The bigger the variance, the more variability. However, because of the squaring that occurs in the numerator the variance is on scale all its own. The variance is therefore never plotted alongside the datae; this would be meaningless.
The variance of the frogarm mass data is
var(frogarms$mass)
18.2.2 Standard deviation (SD)
The variance is a bit hard to wrap you mind around; easier and much more frequently reported in practice is the standard deviation. The standard deviation is just the square root of the variance.
\[\sigma = \sqrt{\frac{\sum\limits_{i=1}^{n} \left(Y_{i} - \bar{Y}\right)^{2}} {n-1}}\]
Taking the square root of the variance puts it back into the same scale as the raw data. The standard deviation can therefore be plotted alongside the raw data or the mean.
THe standard deviation for the frogarm mass data is
or equivalently
sd(frogarms$mass)
Since the standard deviation is the square root of the variance, it is always smaller than the variance (Eg s < s^2)
The standard error (and the variance) are both measures of variation. They indicate the amount of variation that occurs in the raw data.

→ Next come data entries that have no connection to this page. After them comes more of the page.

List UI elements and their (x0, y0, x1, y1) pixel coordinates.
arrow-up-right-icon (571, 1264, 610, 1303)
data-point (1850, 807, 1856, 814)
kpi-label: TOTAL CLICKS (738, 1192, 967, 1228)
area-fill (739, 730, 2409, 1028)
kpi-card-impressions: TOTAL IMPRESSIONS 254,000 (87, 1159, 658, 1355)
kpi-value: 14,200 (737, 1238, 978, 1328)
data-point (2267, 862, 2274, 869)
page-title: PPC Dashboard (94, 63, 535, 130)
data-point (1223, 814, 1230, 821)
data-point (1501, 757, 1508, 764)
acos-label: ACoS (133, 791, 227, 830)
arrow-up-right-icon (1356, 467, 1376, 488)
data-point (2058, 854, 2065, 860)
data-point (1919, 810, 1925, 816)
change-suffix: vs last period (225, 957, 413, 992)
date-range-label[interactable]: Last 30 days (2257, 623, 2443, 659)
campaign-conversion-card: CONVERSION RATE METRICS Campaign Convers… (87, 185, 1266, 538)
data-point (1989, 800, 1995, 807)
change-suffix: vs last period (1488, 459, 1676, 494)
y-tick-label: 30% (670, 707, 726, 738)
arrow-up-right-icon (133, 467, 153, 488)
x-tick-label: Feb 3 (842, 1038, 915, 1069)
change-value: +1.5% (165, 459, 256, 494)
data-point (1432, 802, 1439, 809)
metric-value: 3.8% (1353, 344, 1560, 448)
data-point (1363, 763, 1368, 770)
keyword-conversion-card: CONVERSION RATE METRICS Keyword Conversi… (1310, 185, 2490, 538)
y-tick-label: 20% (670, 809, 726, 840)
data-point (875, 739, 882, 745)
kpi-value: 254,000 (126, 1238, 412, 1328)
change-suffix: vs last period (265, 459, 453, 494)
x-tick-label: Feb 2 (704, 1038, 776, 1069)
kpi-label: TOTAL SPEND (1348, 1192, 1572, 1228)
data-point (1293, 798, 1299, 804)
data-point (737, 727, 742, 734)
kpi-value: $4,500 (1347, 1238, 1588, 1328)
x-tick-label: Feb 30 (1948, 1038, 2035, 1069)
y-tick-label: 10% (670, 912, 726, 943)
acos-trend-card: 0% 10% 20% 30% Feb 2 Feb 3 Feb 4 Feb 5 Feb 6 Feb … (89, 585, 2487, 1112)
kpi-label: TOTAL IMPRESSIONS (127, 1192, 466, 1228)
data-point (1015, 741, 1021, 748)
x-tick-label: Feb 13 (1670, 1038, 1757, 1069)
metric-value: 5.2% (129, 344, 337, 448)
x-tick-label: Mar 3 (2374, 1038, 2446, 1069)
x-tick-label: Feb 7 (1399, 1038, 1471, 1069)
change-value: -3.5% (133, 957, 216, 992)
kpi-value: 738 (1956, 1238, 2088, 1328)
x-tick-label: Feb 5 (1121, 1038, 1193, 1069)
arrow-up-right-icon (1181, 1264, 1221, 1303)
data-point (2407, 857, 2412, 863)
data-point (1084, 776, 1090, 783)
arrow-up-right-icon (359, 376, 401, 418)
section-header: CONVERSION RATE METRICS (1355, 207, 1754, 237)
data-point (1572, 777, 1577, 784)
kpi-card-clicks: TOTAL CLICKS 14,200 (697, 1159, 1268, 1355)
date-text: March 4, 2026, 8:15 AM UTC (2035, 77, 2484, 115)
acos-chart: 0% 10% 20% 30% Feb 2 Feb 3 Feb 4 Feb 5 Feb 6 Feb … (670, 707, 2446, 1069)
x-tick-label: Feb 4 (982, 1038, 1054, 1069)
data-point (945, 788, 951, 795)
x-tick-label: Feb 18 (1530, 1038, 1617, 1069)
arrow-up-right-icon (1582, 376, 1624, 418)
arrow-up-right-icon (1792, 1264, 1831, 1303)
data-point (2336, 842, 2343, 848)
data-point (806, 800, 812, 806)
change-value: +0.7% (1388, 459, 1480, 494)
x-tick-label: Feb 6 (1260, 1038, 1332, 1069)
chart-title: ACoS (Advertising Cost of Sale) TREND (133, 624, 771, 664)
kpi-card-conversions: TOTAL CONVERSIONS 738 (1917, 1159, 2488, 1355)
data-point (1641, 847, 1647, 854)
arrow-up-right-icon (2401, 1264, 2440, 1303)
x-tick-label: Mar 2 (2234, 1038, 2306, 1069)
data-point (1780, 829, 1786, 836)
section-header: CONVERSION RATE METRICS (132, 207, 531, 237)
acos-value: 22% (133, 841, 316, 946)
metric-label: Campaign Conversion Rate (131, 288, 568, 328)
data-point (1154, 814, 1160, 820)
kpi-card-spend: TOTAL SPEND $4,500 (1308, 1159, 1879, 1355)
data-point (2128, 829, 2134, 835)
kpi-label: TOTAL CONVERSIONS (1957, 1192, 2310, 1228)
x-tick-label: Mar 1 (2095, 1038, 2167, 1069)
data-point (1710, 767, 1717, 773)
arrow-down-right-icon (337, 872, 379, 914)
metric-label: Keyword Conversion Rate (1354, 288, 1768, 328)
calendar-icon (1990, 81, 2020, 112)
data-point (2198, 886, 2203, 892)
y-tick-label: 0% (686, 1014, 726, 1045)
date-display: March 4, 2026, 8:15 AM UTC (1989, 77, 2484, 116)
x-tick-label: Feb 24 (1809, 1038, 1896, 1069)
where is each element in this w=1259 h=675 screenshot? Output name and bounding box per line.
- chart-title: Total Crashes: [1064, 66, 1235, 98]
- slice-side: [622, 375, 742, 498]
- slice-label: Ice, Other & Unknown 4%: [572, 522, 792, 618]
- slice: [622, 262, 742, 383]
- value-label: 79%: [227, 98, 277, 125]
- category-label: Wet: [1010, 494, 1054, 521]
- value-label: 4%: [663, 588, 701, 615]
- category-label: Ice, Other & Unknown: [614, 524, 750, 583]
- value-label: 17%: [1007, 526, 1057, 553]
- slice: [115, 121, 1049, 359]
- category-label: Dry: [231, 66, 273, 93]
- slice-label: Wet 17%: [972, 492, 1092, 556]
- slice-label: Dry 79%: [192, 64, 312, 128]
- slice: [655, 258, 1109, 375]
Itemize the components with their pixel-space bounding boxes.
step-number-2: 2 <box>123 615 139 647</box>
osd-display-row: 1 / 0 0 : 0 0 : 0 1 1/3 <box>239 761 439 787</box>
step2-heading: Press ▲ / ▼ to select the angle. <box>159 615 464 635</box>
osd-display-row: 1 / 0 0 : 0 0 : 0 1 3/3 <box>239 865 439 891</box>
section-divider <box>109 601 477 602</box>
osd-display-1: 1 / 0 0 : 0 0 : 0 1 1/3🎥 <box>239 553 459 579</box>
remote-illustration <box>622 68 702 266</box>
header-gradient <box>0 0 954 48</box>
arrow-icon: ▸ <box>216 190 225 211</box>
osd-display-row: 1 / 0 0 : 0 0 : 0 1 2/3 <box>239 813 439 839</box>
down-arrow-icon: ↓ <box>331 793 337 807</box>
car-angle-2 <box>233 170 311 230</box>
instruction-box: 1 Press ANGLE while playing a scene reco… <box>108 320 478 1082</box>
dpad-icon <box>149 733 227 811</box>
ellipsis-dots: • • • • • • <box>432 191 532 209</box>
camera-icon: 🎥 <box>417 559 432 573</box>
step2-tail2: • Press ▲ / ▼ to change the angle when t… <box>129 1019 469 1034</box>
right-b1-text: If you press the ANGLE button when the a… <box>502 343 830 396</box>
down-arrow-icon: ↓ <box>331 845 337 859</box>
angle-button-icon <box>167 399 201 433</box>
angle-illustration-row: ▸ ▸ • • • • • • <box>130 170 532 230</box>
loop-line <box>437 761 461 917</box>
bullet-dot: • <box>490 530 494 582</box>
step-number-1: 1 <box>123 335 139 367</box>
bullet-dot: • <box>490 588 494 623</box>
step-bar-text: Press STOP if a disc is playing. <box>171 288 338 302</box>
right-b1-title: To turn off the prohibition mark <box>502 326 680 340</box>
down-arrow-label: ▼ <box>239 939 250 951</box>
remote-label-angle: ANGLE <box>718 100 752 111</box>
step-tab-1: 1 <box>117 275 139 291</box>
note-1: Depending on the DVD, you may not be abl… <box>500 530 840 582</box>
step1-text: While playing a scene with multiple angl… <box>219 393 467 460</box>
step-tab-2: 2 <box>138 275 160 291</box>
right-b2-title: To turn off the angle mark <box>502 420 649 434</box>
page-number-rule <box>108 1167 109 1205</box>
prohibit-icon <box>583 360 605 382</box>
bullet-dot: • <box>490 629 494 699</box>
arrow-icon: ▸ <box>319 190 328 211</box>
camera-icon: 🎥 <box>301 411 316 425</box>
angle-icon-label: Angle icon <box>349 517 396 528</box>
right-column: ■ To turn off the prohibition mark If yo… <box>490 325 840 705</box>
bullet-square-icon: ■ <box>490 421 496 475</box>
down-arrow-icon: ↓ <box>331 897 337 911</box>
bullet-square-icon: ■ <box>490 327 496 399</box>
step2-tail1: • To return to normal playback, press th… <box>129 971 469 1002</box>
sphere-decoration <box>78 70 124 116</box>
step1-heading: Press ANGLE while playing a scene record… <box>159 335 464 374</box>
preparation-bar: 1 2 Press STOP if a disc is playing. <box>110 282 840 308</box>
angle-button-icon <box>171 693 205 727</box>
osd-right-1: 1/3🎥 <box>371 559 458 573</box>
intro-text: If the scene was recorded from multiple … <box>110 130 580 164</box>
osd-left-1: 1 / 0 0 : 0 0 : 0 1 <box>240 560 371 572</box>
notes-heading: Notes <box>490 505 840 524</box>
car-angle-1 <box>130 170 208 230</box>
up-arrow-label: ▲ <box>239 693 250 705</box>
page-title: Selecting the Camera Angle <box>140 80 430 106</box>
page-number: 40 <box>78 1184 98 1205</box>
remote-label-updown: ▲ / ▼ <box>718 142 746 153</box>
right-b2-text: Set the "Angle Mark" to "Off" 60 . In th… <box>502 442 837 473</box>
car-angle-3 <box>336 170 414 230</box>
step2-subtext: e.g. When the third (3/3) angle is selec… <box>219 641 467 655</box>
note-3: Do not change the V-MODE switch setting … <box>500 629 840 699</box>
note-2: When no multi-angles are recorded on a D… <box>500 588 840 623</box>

18.2.3 Optional: Testing the numerical equivalence of 2 values
The following is optional
We can confirm that 2 values are numerically equivalent using the == operator:
sqrt(var(frogarms$mass)) == sd(frogarms$mass)
End optional section
18.2.4 Standard error (SE)
The standard error is often neglected in elementary stats work but it is a central concept. The standard error is the standard deviation divided by the square root of the same size.
\[SE = \frac{SD}{\sqrt{N}}\]
A very important thing about the standard error: it is not a measure of variation. It does not indicate how much variation there is in the raw data. The SE is an indication of precision. Specifically, it indicates how confident we are about our estimate of mean from the data. The SE does depend on the amount of variation in the data, but also depends on the sample size (n).
Base R does not have a function for the SE. We can calculate it like this
sd(frogarms$mass)/sqrt(length(frogarms$mass))
This is a bit dense, so we can break it up. First, assign the numerator and denominator to seperate R objects using the assignment operator <-.
frog.sd <- sd(frogarms$mass)
frog.n <- sqrt(length(frogarms$mass))
Then do the division
The standard error is frequently used as error bars for plots of means.
18.2.5 Confidence Interval (CI)
Confidence intervals are a deep topic in stats. We’ll just touch on them briefly. If you have calcualted the standard error (SE) you can approximate the 95% CI for a mean as
\[CI = 1.96*SE\]
That is, 1.96 (sometimes rounded just to 2.0) multipled by the SE. The 95% CI is argueably a better choice for an error bar around a mean than the SE (better yet plot both, which down the road we’ll show how to do).